The logic how it decides between address list or private key list is very trivial: it checks first that it's not a list of addresses (link (https://github.com/spesmilo/electrum/blob/1ff9f9910f1a8d17ebba04439c1fcaf1476b3e8f/electrum/base_wizard.py#L228)) and if not, it checks if it's a list of private keys.
My proposal just replaces the characters which are out of the alphabet with the ones that are (0 => o, O => o, I => i, l => i).

When entering a mnemonic, Electrum shows a small list of possible words. Something similar could work for private key characters. It should even be possible to instantly brute-force 1 or even 2 incorrect characters in the background, but that may be a bit too much to ask from a wallet.

Yes.

Sorry I could not participate in this kind of testing, but private keys in that format are not meant to be written down by hand. If you do write it down, you must make sure there are no mistakes. The trick is to be extra careful and make sure to distinguish lowercase and uppercase letters, maybe an extra line or dot or something when writing it down.
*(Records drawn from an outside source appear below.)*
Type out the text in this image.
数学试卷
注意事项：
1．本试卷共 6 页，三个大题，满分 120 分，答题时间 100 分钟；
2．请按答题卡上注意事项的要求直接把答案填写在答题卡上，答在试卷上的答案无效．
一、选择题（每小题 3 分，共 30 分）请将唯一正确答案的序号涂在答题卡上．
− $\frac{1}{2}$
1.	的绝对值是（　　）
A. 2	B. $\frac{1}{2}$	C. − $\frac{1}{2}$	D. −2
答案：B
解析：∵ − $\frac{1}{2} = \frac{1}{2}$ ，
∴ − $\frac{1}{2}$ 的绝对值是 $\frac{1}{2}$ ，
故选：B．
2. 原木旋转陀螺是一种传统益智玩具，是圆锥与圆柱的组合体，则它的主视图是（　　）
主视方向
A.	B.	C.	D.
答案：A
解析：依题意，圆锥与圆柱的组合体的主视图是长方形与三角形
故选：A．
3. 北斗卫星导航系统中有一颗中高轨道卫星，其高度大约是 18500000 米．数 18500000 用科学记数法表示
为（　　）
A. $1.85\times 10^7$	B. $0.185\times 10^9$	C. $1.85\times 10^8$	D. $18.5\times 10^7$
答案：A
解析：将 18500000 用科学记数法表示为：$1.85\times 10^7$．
Since you might end up printing it anyway, I would include a QR code as well. (all done offline, of course).

Seed phrases are meant to be written down by hand, so that's why they are so much easier to write, stamp, engrave, etch.

I don't know if automatically changing unsupported characters to supported ones should be done without also providing an explanation to the user of what is going on. I would assume that you are paying attention to what you are entering into the software. If you type in a "0", and Electrum changes it to an "o" the user might think there is a bug in the wallet or something wrong with his keyboard. But if he knows that the wallet is doing that itself and the reason, then I am all for it.

Since I have pretty good number memory I waited a bit longer; here is what I wrote down for key 2 and 3, didn't bother to do 1 ;D


Damn second one has an error. I wrote the 'y' so weird that it looks more like 'q'. If I would have written it more carefully maybe I had fixed it up a bit, it doesn't look like all my 'y's but I purposely did it quick and without double check or anything to give a good result for this writing test.

L1YqE8Y8FPn2fdBxMfe8wwU3bT5NPEfxMxLujHKpqYS7nrBLzv9K

So, here's the private key written by me:

And that's the first private key copied from page 1:

Bingo! Same keys.

I tried to mess up with the letters. Task failed successfully.  :P

That nicely summarizes my little experiment. I have no idea how people manage to write down useless private keys.